Do you have any gift cards sitting around that you would rather turn into cash/ now that I’ve mentioned it, do you want those gift cards gone right now? Coinstar will be happy to make that happen for you at any of their more than 400 instant-gratification Coinstar Exchange kiosks.
You know Coinstar: they’re the company happy to take away strange metal money discs that you keep in a jar, taking a modest 10.9% fee, and exchanging them for cash. Sure, the fee is a little high, but their kiosks can be found in convenient locations, and you can avoid the fee by cashing in your coins for gift cards instead. Now Coinstar is bringing the operation full circle: they’re installing Coinstar Exchange kiosks nationwide. They don’t accept gift certificate codes from Coinstar machines, which would really be full circle, but do accept physical plastic gift cards from a number of big retailers.

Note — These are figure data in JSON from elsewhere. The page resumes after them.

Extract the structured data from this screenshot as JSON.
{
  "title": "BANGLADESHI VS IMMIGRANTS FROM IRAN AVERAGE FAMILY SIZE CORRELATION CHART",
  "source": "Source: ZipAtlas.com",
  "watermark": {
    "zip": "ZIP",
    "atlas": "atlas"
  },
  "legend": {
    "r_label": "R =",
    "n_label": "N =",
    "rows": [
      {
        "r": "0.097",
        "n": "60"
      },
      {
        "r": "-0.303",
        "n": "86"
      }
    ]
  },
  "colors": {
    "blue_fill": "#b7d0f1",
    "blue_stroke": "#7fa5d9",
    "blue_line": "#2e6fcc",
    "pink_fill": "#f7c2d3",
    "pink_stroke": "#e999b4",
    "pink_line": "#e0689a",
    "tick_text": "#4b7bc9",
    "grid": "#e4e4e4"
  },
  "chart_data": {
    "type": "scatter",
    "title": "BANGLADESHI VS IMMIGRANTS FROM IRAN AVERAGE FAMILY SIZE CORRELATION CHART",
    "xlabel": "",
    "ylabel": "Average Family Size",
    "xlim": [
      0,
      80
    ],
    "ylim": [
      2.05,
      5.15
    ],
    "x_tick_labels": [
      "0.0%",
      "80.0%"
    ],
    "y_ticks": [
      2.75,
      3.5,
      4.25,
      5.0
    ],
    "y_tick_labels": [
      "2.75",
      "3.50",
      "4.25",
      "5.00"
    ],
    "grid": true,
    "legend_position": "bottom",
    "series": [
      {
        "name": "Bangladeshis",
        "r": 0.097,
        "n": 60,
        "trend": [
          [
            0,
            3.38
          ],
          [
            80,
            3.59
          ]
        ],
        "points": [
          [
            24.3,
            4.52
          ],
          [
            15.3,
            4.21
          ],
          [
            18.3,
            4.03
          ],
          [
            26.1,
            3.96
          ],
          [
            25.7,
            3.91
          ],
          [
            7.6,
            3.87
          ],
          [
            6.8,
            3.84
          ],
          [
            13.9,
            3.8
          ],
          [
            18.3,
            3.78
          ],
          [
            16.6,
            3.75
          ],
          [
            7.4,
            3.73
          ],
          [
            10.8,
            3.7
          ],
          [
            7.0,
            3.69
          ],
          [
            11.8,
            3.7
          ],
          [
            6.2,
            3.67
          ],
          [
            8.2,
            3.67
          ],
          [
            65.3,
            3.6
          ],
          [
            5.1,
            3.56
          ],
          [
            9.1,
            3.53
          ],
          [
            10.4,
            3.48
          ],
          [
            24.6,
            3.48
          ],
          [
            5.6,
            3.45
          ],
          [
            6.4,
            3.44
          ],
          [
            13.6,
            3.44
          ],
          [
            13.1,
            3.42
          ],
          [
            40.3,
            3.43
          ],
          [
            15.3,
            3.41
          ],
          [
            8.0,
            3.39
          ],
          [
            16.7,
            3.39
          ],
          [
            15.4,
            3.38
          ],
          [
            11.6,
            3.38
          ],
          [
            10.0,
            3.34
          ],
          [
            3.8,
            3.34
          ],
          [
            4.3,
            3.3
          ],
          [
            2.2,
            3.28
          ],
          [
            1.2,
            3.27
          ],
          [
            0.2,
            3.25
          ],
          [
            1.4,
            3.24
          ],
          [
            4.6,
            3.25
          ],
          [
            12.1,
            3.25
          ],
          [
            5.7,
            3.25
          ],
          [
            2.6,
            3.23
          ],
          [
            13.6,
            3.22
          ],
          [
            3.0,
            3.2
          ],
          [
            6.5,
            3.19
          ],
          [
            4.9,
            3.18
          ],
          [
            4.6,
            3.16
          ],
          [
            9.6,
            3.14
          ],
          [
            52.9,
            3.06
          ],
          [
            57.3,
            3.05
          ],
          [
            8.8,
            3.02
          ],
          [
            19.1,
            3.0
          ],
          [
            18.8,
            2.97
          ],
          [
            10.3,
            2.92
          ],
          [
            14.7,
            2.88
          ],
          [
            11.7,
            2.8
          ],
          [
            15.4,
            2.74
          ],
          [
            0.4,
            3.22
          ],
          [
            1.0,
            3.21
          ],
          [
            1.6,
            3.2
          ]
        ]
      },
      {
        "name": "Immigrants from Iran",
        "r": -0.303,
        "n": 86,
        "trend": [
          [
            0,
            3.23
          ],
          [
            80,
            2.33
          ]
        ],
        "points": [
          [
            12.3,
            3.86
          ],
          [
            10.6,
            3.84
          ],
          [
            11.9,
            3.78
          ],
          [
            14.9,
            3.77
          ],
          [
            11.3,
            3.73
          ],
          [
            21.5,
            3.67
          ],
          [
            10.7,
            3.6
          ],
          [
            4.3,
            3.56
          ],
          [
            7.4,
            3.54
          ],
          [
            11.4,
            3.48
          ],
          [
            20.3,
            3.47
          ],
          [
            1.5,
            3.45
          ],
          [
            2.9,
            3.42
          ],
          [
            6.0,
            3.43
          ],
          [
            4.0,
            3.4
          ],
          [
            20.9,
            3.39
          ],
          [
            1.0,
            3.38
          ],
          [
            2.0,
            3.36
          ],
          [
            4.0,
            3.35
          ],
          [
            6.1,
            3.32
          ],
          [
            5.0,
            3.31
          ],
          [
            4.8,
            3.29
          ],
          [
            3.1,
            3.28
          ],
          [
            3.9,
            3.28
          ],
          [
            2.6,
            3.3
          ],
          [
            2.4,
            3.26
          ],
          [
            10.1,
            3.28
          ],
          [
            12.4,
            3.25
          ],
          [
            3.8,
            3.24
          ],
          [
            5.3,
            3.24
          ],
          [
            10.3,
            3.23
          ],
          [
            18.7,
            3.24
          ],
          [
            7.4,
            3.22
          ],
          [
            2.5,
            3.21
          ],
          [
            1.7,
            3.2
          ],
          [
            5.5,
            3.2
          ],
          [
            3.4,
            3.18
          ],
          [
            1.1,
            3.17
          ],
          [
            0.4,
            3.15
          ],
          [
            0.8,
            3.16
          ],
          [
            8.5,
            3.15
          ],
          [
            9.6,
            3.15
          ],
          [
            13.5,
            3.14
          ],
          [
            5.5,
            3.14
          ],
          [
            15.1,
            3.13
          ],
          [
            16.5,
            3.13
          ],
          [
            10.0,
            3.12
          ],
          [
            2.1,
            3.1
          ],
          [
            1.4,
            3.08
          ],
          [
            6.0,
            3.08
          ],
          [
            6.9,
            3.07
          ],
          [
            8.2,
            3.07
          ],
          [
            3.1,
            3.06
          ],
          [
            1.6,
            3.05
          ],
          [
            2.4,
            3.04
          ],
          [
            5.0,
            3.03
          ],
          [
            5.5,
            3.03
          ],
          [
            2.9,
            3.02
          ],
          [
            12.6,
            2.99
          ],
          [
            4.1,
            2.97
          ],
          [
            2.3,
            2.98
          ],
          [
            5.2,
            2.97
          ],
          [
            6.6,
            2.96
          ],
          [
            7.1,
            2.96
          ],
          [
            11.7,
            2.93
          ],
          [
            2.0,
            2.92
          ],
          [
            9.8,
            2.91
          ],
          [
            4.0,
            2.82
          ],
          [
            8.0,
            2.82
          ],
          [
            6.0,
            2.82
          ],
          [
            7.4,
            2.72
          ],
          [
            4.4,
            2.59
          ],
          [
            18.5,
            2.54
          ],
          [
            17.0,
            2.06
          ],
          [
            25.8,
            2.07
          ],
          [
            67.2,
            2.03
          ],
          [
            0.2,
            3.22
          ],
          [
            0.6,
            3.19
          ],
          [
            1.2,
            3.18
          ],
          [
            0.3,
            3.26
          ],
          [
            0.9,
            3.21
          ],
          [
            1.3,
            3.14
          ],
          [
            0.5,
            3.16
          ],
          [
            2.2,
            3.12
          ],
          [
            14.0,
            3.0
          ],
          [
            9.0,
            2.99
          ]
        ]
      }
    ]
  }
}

The company’s cut? We’re not quite sure. The “offer” that customers get will probably depend on the gift card arbitrage markets that at that particular moment.
Coinstar’s parent company, Outerwall, also runs Redbox movie and game-rental kiosks and EcoATM phone trade-in kiosks. It’s that last business model that the gift card trade-in process resembles the most. In order to avoid becoming robotic fences for stolen mobile phones, the EcoATM has security procedures that remind us of Pennsylvania’s short-lived experiment with wine kiosks. A mysterious worker at a remote site checks users’ IDs against pictures that the kiosk takes of the person trying to sell a phone.
It sounds like Coinstar Exchange will use similar safeguards, which is either comforting or intrusive and creepy.
If this sort of thing appeals to you, and you don’t mind losing some of the face value of your gift cards, you can find Coinstar Exchange kiosks in more than 400 towns as of this writing.